Dans son discours d’introduction, Mme la ministre de la famille, Dominique Bertinotti a mis l’accent sur quatre points. Tout d’abord la politique de l’enfance doit être globale pour lutter contre les politiques trop sectorielles qui ont actuellement cours. Ensuite doit s’instaurer un dialogue entre l’État, les collectivités territoriales et la société civile. Enfin il est important de promouvoir l’enfant comme sujet de droit et de multiplier les actions contre la violence.

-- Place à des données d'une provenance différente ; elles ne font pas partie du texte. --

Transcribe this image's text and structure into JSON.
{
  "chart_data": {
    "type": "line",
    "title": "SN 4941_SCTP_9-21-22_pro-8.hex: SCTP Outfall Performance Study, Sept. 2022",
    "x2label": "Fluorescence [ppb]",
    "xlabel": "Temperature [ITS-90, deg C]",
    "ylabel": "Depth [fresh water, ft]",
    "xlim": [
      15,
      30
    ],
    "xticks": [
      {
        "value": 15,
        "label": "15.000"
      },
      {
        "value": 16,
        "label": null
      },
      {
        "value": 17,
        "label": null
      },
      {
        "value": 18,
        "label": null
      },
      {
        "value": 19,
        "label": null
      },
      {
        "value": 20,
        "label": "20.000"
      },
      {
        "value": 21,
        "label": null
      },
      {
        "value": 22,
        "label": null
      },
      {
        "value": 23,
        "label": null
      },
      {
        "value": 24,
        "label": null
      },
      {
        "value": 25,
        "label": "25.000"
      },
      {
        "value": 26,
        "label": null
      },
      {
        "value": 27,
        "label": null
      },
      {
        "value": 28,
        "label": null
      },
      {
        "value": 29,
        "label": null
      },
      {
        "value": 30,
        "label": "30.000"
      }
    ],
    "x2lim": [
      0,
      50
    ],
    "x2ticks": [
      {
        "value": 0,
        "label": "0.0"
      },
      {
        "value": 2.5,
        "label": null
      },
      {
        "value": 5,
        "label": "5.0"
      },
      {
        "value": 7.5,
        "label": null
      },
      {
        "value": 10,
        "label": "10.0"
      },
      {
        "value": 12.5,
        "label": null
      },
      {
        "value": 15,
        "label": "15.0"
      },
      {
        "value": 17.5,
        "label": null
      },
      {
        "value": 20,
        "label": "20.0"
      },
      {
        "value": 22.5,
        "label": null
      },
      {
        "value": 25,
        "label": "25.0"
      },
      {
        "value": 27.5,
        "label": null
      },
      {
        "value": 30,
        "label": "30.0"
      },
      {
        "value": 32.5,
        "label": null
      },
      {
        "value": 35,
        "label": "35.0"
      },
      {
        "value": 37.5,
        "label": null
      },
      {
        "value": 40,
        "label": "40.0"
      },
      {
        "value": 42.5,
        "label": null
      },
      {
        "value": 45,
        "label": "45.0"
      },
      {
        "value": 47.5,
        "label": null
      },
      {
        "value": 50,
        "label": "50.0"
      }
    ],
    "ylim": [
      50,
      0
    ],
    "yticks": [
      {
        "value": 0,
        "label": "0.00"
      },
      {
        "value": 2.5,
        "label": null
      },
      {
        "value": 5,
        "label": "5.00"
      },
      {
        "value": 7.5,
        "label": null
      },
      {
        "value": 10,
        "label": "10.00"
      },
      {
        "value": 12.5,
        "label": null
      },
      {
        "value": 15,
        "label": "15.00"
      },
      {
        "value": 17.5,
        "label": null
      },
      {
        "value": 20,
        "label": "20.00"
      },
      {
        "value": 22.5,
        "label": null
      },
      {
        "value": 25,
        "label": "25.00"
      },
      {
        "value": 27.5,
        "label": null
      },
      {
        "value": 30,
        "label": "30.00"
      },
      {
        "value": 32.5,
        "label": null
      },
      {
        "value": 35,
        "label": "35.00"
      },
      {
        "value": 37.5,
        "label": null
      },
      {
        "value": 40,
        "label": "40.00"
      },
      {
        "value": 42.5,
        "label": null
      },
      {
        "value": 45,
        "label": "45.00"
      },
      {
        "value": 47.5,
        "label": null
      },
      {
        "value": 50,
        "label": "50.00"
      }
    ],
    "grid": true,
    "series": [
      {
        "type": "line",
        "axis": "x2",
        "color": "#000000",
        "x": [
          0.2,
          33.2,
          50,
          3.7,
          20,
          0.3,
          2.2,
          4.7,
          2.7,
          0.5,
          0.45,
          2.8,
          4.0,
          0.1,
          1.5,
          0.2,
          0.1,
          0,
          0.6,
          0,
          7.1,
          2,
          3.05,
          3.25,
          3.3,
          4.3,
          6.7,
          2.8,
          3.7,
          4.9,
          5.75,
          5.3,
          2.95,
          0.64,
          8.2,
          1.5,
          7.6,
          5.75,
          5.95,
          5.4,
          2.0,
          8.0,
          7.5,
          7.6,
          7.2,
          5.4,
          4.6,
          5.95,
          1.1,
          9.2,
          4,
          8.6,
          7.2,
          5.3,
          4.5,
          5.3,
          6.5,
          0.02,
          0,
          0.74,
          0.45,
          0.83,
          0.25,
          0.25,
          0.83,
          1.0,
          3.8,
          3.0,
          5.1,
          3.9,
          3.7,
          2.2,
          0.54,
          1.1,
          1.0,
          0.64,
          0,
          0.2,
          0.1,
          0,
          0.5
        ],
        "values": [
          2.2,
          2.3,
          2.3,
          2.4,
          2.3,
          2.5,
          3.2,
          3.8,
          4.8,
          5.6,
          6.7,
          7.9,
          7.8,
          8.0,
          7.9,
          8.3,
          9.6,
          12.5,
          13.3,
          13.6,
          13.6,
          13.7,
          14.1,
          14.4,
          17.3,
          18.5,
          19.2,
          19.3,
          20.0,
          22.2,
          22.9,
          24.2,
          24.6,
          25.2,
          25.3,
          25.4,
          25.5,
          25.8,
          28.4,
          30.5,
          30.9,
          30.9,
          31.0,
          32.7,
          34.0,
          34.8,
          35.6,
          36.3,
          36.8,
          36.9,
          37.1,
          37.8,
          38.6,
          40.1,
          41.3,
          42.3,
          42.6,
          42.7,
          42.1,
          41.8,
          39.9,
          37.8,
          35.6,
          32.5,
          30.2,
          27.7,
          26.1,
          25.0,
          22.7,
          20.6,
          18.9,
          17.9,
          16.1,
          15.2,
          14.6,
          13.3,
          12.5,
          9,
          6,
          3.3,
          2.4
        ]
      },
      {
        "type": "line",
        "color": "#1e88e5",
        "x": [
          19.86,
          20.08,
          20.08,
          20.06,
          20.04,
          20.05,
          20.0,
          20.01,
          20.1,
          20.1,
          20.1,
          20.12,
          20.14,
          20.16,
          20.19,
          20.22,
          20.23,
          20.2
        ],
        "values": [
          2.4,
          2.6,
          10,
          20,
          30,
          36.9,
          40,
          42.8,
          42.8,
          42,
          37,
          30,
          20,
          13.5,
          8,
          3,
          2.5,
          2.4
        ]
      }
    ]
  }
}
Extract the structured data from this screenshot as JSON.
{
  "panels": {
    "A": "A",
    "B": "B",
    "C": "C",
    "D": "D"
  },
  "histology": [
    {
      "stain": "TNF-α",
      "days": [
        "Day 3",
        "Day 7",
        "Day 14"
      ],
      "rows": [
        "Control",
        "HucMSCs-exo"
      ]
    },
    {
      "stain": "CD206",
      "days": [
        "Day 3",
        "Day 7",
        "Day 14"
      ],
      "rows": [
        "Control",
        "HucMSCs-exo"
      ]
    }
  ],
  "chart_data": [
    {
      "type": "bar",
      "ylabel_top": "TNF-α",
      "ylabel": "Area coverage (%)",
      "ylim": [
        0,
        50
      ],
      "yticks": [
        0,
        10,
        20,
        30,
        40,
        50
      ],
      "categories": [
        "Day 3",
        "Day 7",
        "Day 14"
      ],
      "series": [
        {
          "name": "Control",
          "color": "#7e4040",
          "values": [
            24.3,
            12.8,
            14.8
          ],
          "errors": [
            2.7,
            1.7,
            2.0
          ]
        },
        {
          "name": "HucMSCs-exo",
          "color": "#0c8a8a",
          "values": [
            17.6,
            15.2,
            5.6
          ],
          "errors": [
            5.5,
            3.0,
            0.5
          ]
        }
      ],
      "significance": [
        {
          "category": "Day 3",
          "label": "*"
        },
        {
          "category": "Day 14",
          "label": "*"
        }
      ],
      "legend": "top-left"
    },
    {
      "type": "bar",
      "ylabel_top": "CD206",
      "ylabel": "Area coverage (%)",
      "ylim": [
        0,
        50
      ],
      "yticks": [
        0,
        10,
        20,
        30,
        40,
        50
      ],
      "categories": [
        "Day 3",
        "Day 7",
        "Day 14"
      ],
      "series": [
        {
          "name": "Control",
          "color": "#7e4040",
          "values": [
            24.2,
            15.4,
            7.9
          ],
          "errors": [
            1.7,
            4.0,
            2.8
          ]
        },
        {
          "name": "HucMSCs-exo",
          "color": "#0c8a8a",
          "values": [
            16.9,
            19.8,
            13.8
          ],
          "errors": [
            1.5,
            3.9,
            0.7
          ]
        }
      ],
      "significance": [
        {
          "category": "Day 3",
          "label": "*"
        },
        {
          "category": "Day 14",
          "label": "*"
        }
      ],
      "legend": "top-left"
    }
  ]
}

Intervenant à sa suite, j’ai repris à mon compte ses analyses, J’ai tout d’abord rappelé que nous souffrions nous-mêmes au Parlement de la même sectorisation des politiques. En effet c’est la commission des lois qui examine le texte sur l’enfance délinquante tandis que c’est la commission des affaires sociales qui se charge de l’enfance en danger. Ces difficultés se retrouvent dans l’application de la loi de mars 2007 qui a instauré un partage des compétences : les conseils généraux et leurs services d’aide sociale à l’enfance prennent en charge les mineurs en danger tandis que le juge des enfants et la protection judiciaire de la jeunesse suivent les mineurs délinquants. Cette répartition du travail a été décidée à l’unanimité. Elle est satisfaisante mais doit faire des progrès. En effet nous ne disposons pas aujourd’hui d’analyse, serait-ce statistique, des différentes politiques mises en œuvre par les conseils généraux. Par ailleurs il n’y a aucune coordination entre les politiques des conseils généraux. La prise en charge de l’enfant sans danger peut donc varier considérablement d’un département à l’autre.

Pour terminer j’ai souligné que des avancées importantes étaient possibles. Tout d’abord est à l’étude dans notre pays, la signature du troisième protocole à la convention internationale des droits de l’enfant qui va permettre une saisine directe du comité international par les enfants. Ensuite des textes sont en préparation. En premier lieu la loi sur la famille qui doit se pencher sur la réforme de l’adoption et qui se penchera vraisemblablement sur le statut des beaux-parents ou du tiers éducateur. Par ailleurs la réécriture de l’ordonnance de 1945 sur l’enfance délinquante est en cours. Enfin les questions qui ont été soulevées par la défenseur des enfants pourraient trouver réponse dans les circulaires du ministère de la justice (rapidité de la désignation des tuteurs ad hoc, facilitation de l’audition des mineurs en justice,,,)

La mobilisation des associations est un grand plus pour faire avancer la cause des enfants.